Haas reaches the last sixteen of the US Open aged 35 (Thanks to slate.com)
Haas reaches the last sixteen of the US Open aged 35 (Thanks to slate.com)

Review of the first week of the US Open.

The first week of the 2013 US Open was a case of out with the new and in with the old. Never has the triumph of experience over hope, on a tour more difficult on the body and mind than ever, been more clearly illustrated.

The first few rounds saw the men’s supposed next generation of future Major winners get knocked out one by one; the most high profile casualties being Nishikori, Tomic and Dimitrov. Briton’s Dan Evans took out the first two but at aged 23 this was his first win in the main draw of a Major outside Wimbledon at an age by which most players who are going to make a splash have got everyone pretty soaked. Dimitrov, meanwhile, lost to a Sousa, a 24 year old playing in only his fourth main draw of a Major. Evans and Sousa were new, to the main draws of Slams anyway, while their higher ranked and younger opponents have been winning matches in Majors for a while now. These three men are touted as the next big things but are not ones reflecting the sun of late, vanishing instead in the shadows of lesser-ranked opponents in the early rounds.

One man, the youngest of the current Major winners in the game’s top ten, Juan Martin Del Potro, on the cusp of turning 25, looked like he might be able to repeat his 2009 US Open victory only to be knocked out of the tournament by the 2001 Champion, the 32 year old Lleyton Hewitt. The former world number One proved to be the fitter of the two, taking the final set 6-1 in a match where Del Potro’s fitness issues, his wrist in particular, were all too evident in the never-ending languid slices he limped in on his backhand.

Hewitt went on to beat another up and comer in Donskoy(23) and will play one of his fellow veterans, Russia’s Mikhail Youzhny (31), in the last sixteen. The 2006 and 2010 New York semi-finalist beat Tommy Haas (35) in the last thirty-two. The thirtysomethings were anything but alone in the later stages of a Major. In the last 16 Robredo (31) beat 32 year old Federer (32), Nadal (27), who has been winning Majors for close to a decade, beat Kohlschrieber (29), and Ferrer (31) beat Tipsarevic(29). Meanwhile other last sixteeners such as Djokovic, Murray, Istomin, Berdych and Wawrinka, all aged 26 and 27, have all been professionals for nearly ten years.

The only breath of fresh air in the fourth round was 22 year old Milos Raonic but he was beaten in five sets by the tours oldest up and comer, Richard Gasquet, who, though has grown into a more consistent performer, at 27 looks less and less likely to deliver on the promise of his nickname Baby Fed.

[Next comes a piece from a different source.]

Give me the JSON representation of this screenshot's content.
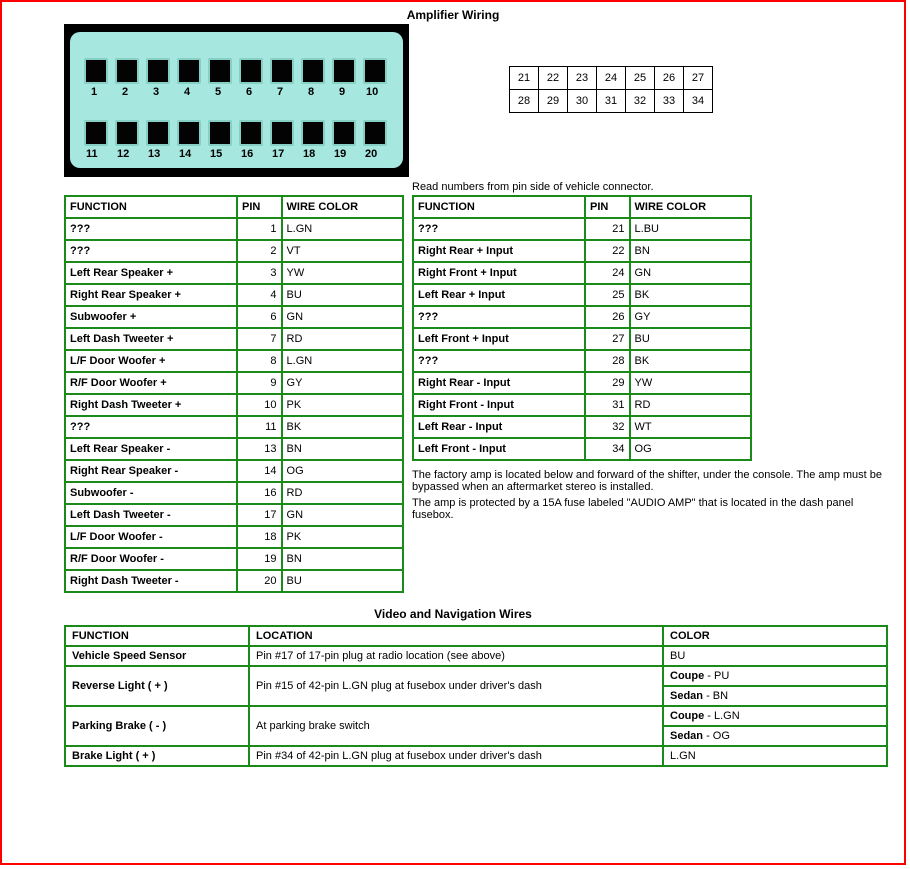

The women’s game is not looking too fresh, either. Serena Williams beat 19 year old Voskoboeva in straights in the second round and thrashed 20 year old Sloane Stephens in the last sixteen. The other great hope of the girls yet to turn 21, Laura Robson (19), was dismissed in straights by 31 year old Li Na, who then beat 28 year old Jankovic in the fourth round. Joining Ni La in the last eight are Pennetta (31), Vinci (30) and Hantuchova (30), Makarova (25) and Suarez-Navarro (25). The youngest of the last eight will either be Ana Ivanovic (25) or Azarenka (24). It is on the former’s shoulders that the future of the game as far as consistent leaders and Major winners rest. Only Azarenka has shown the ability to be consistent and win Majors of her generation and this US Open is a timely opportunity for her to win her first title and establish herself as a middle-aged, tennis wise at least, top player.

Indeed, the days are long gone when, as in 1992, two teenagers fight for a place in the final, as a 14 year old Capriati and 16 year old Seles did, or twenty year olds win the men’s title, as Safin and Hewitt did in ’00 and ’01. On a tour which demands more of the body, the slow hard courts such as those of the US Open taking their toll on the knees and legs, a tour which also asks more of the mind, the media demands and length of the season leaving little time for family or home-life, it is the veterans who are surviving. Their bodies are already broken, the pain already a part of daily life. Their minds are already strengthened by experience and hardened to the loneliness of a life playing for the public. It is a life which rewards them should they go far but a life in which the sacrifices no longer seem to be just their childhoods. For those with the stomach for it, in a game where 28 was once considered over the hill, their final days of youth, in a game where success comes to those who wait, are sacrificed, too.

The spectacle the veterans have provided in a sport once the game of the young in the first week of this year’s open is certainly inspiring and thought-provoking. The sight of the likes of Williams and Robredo making it to the last sixteen leaves no question as to whether tennis can be played at its highest level into your thirties but among the cheers from appreciative spectators can be heard an eerie question which may go unanswered for some time: where have all the young guns gone?